1. Desafios de síntese de matérias-primas
As matérias-primas básicas para o crescimento de cristal único de carboneto de silício são pó de carbono e pó de silício. Eles são suscetíveis à contaminação por impurezas ambientais durante sua síntese, e a remoção dessas impurezas é difícil. Estas impurezas impactam negativamente a qualidade do cristal de SiC a jusante. Além disso, a reação incompleta entre o pó de silício e o pó de carbono pode facilmente causar um desequilíbrio na relação Si/C, comprometendo a estabilidade da estrutura cristalina. A regulação precisa da forma do cristal e do tamanho das partículas no pó de SiC sintetizado exige um processamento pós-síntese rigoroso, elevando assim a barreira técnica da preparação da matéria-prima.

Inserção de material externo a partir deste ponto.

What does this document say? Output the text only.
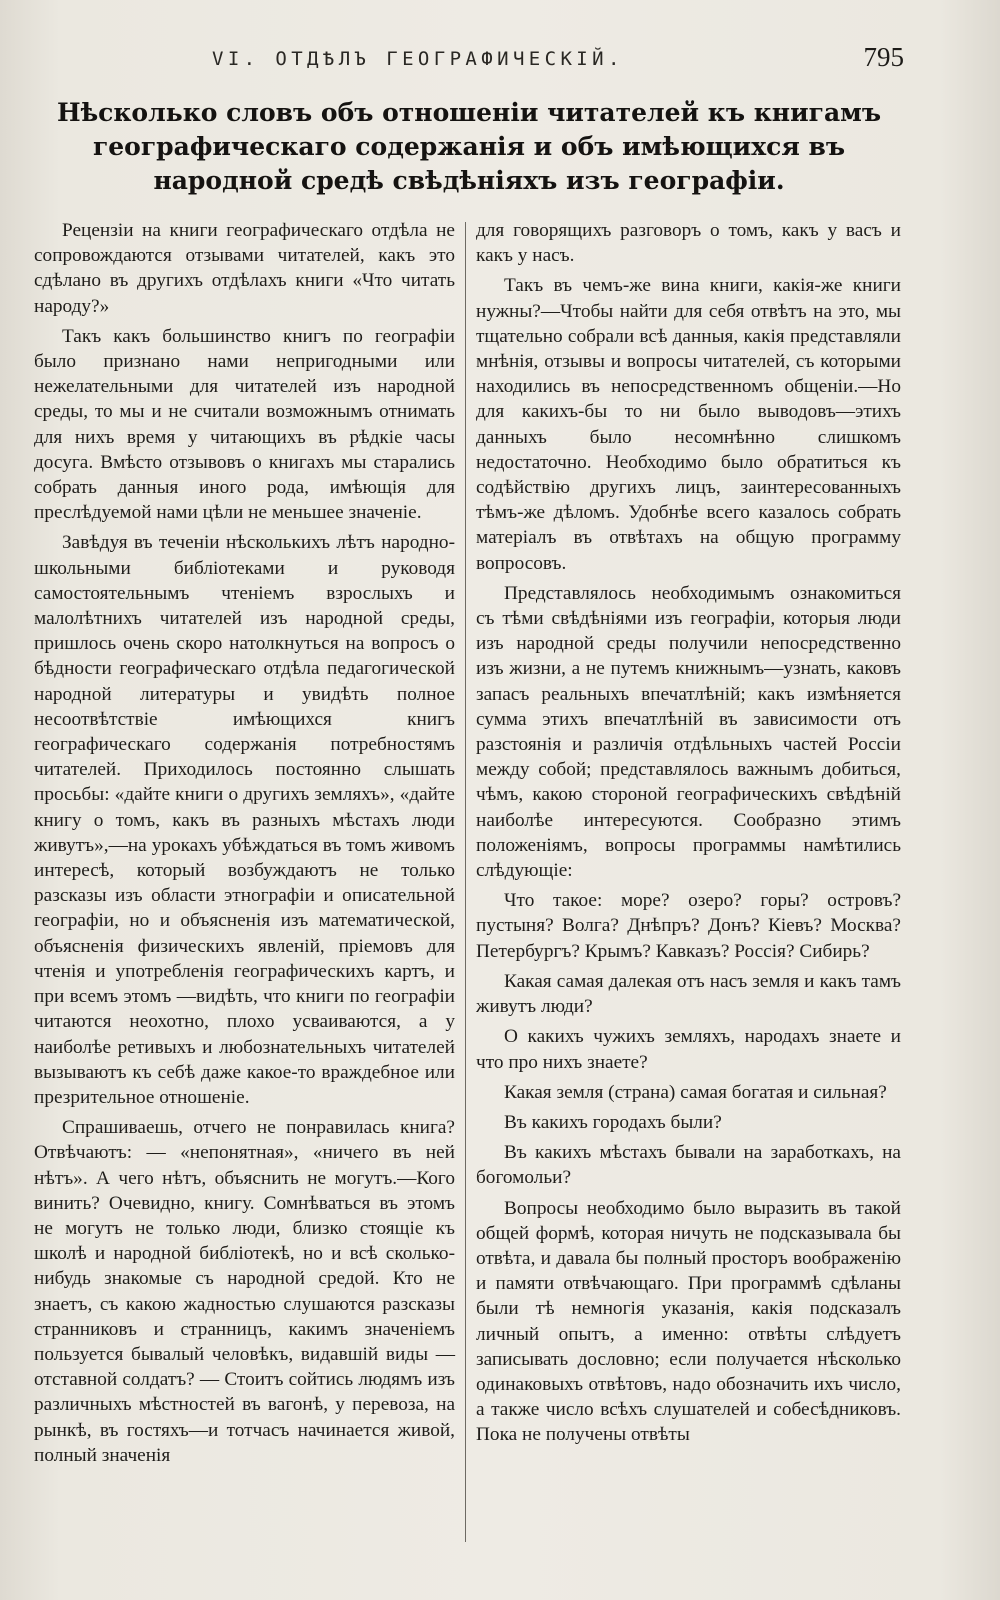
VI. ОТДѢЛЪ ГЕОГРАФИЧЕСКІЙ.	795
Нѣсколько словъ объ отношеніи читателей къ книгамъ географическаго содержанія и объ имѣющихся въ народной средѣ свѣдѣніяхъ изъ географіи.

Рецензіи на книги географическаго отдѣла не сопровождаются отзывами читателей, какъ это сдѣлано въ другихъ отдѣлахъ книги «Что читать народу?»

Такъ какъ большинство книгъ по географіи было признано нами непригодными или нежелательными для читателей изъ народной среды, то мы и не считали возможнымъ отнимать для нихъ время у читающихъ въ рѣдкіе часы досуга. Вмѣсто отзывовъ о книгахъ мы старались собрать данныя иного рода, имѣющія для преслѣдуемой нами цѣли не меньшее значеніе.

Завѣдуя въ теченіи нѣсколькихъ лѣтъ народно-школьными библіотеками и руководя самостоятельнымъ чтеніемъ взрослыхъ и малолѣтнихъ читателей изъ народной среды, пришлось очень скоро натолкнуться на вопросъ о бѣдности географическаго отдѣла педагогической народной литературы и увидѣть полное несоотвѣтствіе имѣющихся книгъ географическаго содержанія потребностямъ читателей. Приходилось постоянно слышать просьбы: «дайте книги о другихъ земляхъ», «дайте книгу о томъ, какъ въ разныхъ мѣстахъ люди живутъ»,—на урокахъ убѣждаться въ томъ живомъ интересѣ, который возбуждаютъ не только разсказы изъ области этнографіи и описательной географіи, но и объясненія изъ математической, объясненія физическихъ явленій, пріемовъ для чтенія и употребленія географическихъ картъ, и при всемъ этомъ —видѣть, что книги по географіи читаются неохотно, плохо усваиваются, а у наиболѣе ретивыхъ и любознательныхъ читателей вызываютъ къ себѣ даже какое-то враждебное или презрительное отношеніе.

Спрашиваешь, отчего не понравилась книга? Отвѣчаютъ: — «непонятная», «ничего въ ней нѣтъ». А чего нѣтъ, объяснить не могутъ.—Кого винить? Очевидно, книгу. Сомнѣваться въ этомъ не могутъ не только люди, близко стоящіе къ школѣ и народной библіотекѣ, но и всѣ сколько-нибудь знакомые съ народной средой. Кто не знаетъ, съ какою жадностью слушаются разсказы странниковъ и странницъ, какимъ значеніемъ пользуется бывалый человѣкъ, видавшій виды — отставной солдатъ? — Стоитъ сойтись людямъ изъ различныхъ мѣстностей въ вагонѣ, у перевоза, на рынкѣ, въ гостяхъ—и тотчасъ начинается живой, полный значенія

для говорящихъ разговоръ о томъ, какъ у васъ и какъ у насъ.

Такъ въ чемъ-же вина книги, какія-же книги нужны?—Чтобы найти для себя отвѣтъ на это, мы тщательно собрали всѣ данныя, какія представляли мнѣнія, отзывы и вопросы читателей, съ которыми находились въ непосредственномъ общеніи.—Но для какихъ-бы то ни было выводовъ—этихъ данныхъ было несомнѣнно слишкомъ недостаточно. Необходимо было обратиться къ содѣйствію другихъ лицъ, заинтересованныхъ тѣмъ-же дѣломъ. Удобнѣе всего казалось собрать матеріалъ въ отвѣтахъ на общую программу вопросовъ.

Представлялось необходимымъ ознакомиться съ тѣми свѣдѣніями изъ географіи, которыя люди изъ народной среды получили непосредственно изъ жизни, а не путемъ книжнымъ—узнать, каковъ запасъ реальныхъ впечатлѣній; какъ измѣняется сумма этихъ впечатлѣній въ зависимости отъ разстоянія и различія отдѣльныхъ частей Россіи между собой; представлялось важнымъ добиться, чѣмъ, какою стороной географическихъ свѣдѣній наиболѣе интересуются. Сообразно этимъ положеніямъ, вопросы программы намѣтились слѣдующіе:

Что такое: море? озеро? горы? островъ? пустыня? Волга? Днѣпръ? Донъ? Кіевъ? Москва? Петербургъ? Крымъ? Кавказъ? Россія? Сибирь?

Какая самая далекая отъ насъ земля и какъ тамъ живутъ люди?

О какихъ чужихъ земляхъ, народахъ знаете и что про нихъ знаете?

Какая земля (страна) самая богатая и сильная?

Въ какихъ городахъ были?

Въ какихъ мѣстахъ бывали на заработкахъ, на богомольи?

Вопросы необходимо было выразить въ такой общей формѣ, которая ничуть не подсказывала бы отвѣта, и давала бы полный просторъ воображенію и памяти отвѣчающаго. При программѣ сдѣланы были тѣ немногія указанія, какія подсказалъ личный опытъ, а именно: отвѣты слѣдуетъ записывать дословно; если получается нѣсколько одинаковыхъ отвѣтовъ, надо обозначить ихъ число, а также число всѣхъ слушателей и собесѣдниковъ. Пока не получены отвѣты
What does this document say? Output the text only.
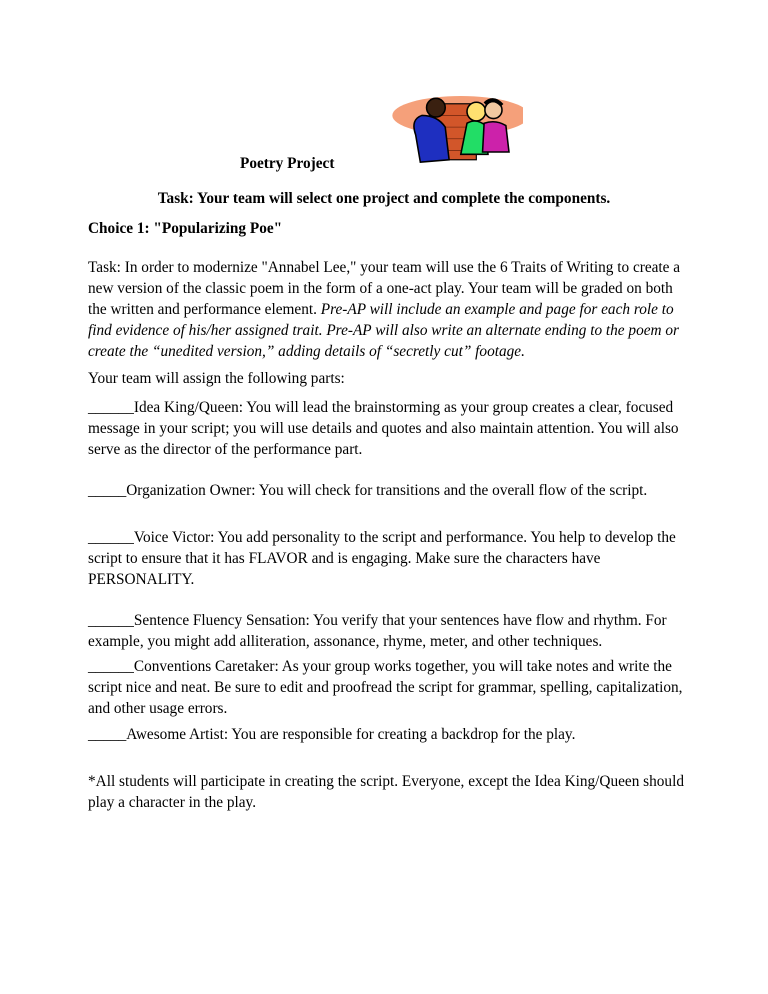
Poetry Project
Task: Your team will select one project and complete the components.
Choice 1: "Popularizing Poe"
Task: In order to modernize "Annabel Lee," your team will use the 6 Traits of Writing to create a new version of the classic poem in the form of a one-act play. Your team will be graded on both the written and performance element. Pre-AP will include an example and page for each role to find evidence of his/her assigned trait. Pre-AP will also write an alternate ending to the poem or create the “unedited version,” adding details of “secretly cut” footage.
Your team will assign the following parts:
______Idea King/Queen: You will lead the brainstorming as your group creates a clear, focused message in your script; you will use details and quotes and also maintain attention. You will also serve as the director of the performance part.
_____Organization Owner: You will check for transitions and the overall flow of the script.
______Voice Victor: You add personality to the script and performance. You help to develop the script to ensure that it has FLAVOR and is engaging. Make sure the characters have PERSONALITY.
______Sentence Fluency Sensation: You verify that your sentences have flow and rhythm. For example, you might add alliteration, assonance, rhyme, meter, and other techniques.
______Conventions Caretaker: As your group works together, you will take notes and write the script nice and neat. Be sure to edit and proofread the script for grammar, spelling, capitalization, and other usage errors.
_____Awesome Artist: You are responsible for creating a backdrop for the play.
*All students will participate in creating the script. Everyone, except the Idea King/Queen should play a character in the play.
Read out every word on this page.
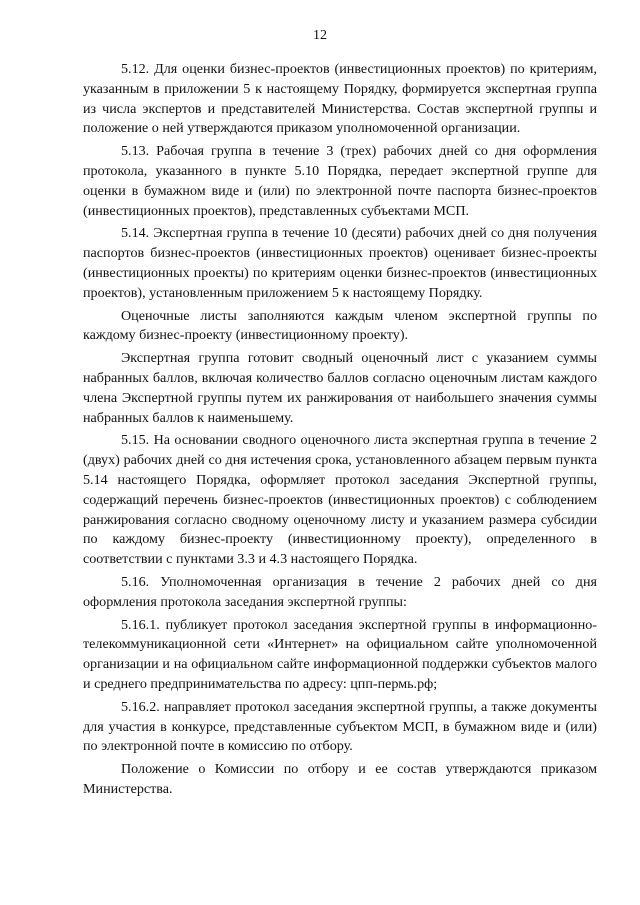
12

5.12. Для оценки бизнес-проектов (инвестиционных проектов) по критериям, указанным в приложении 5 к настоящему Порядку, формируется экспертная группа из числа экспертов и представителей Министерства. Состав экспертной группы и положение о ней утверждаются приказом уполномоченной организации.

5.13. Рабочая группа в течение 3 (трех) рабочих дней со дня оформления протокола, указанного в пункте 5.10 Порядка, передает экспертной группе для оценки в бумажном виде и (или) по электронной почте паспорта бизнес-проектов (инвестиционных проектов), представленных субъектами МСП.

5.14. Экспертная группа в течение 10 (десяти) рабочих дней со дня получения паспортов бизнес-проектов (инвестиционных проектов) оценивает бизнес-проекты (инвестиционных проекты) по критериям оценки бизнес-проектов (инвестиционных проектов), установленным приложением 5 к настоящему Порядку.

Оценочные листы заполняются каждым членом экспертной группы по каждому бизнес-проекту (инвестиционному проекту).

Экспертная группа готовит сводный оценочный лист с указанием суммы набранных баллов, включая количество баллов согласно оценочным листам каждого члена Экспертной группы путем их ранжирования от наибольшего значения суммы набранных баллов к наименьшему.

5.15. На основании сводного оценочного листа экспертная группа в течение 2 (двух) рабочих дней со дня истечения срока, установленного абзацем первым пункта 5.14 настоящего Порядка, оформляет протокол заседания Экспертной группы, содержащий перечень бизнес-проектов (инвестиционных проектов) с соблюдением ранжирования согласно сводному оценочному листу и указанием размера субсидии по каждому бизнес-проекту (инвестиционному проекту), определенного в соответствии с пунктами 3.3 и 4.3 настоящего Порядка.

5.16. Уполномоченная организация в течение 2 рабочих дней со дня оформления протокола заседания экспертной группы:

5.16.1. публикует протокол заседания экспертной группы в информационно-телекоммуникационной сети «Интернет» на официальном сайте уполномоченной организации и на официальном сайте информационной поддержки субъектов малого и среднего предпринимательства по адресу: цпп-пермь.рф;

5.16.2. направляет протокол заседания экспертной группы, а также документы для участия в конкурсе, представленные субъектом МСП, в бумажном виде и (или) по электронной почте в комиссию по отбору.

Положение о Комиссии по отбору и ее состав утверждаются приказом Министерства.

2. Desafios do Crescimento do Cristal
O crescimento do cristal de carboneto de silício requer temperaturas superiores a 2.300 ℃, o que impõe exigências rigorosas à resistência a altas temperaturas e à precisão do controle térmico dos equipamentos semicondutores. Diferente do silício monocristalino, o carboneto de silício apresenta taxas de crescimento extremamente lentas. Por exemplo, usando o método PVT, apenas 2 a 6 centímetros de cristal de carboneto de silício podem ser cultivados em sete dias. Isto resulta em baixa eficiência de produção de substratos de carboneto de silício, limitando severamente a capacidade geral de fabricação. Além disso, o carboneto de silício tem mais de 200 tipos de estruturas cristalinas, nas quais apenas alguns tipos de estruturas como 4H-SiC são utilizáveis. Portanto, o controle rigoroso dos parâmetros é essencial para evitar inclusões polimórficas e garantir a qualidade do produto.
3. Desafios de processamento de cristais
Já a dureza do carboneto de silício perde apenas para o diamante, o que aumenta muito a dificuldade de corte. Durante o processo de fatiamento ocorre perda significativa de corte, com taxa de perda chegando em torno de 40%, resultando em baixíssima eficiência de utilização do material. Devido à sua baixa tenacidade à fratura, o carboneto de silício é propenso a rachaduras e lascas nas bordas durante o processamento de desbaste. Além disso, os processos subsequentes de fabricação de semicondutores impõem requisitos extremamente rigorosos à precisão da usinagem e à qualidade da superfície dos substratos de carboneto de silício, especialmente em relação à rugosidade, planicidade e empenamento da superfície. Isso apresenta desafios consideráveis de processamento para desbaste, retificação e polimento de substratos de carboneto de silício.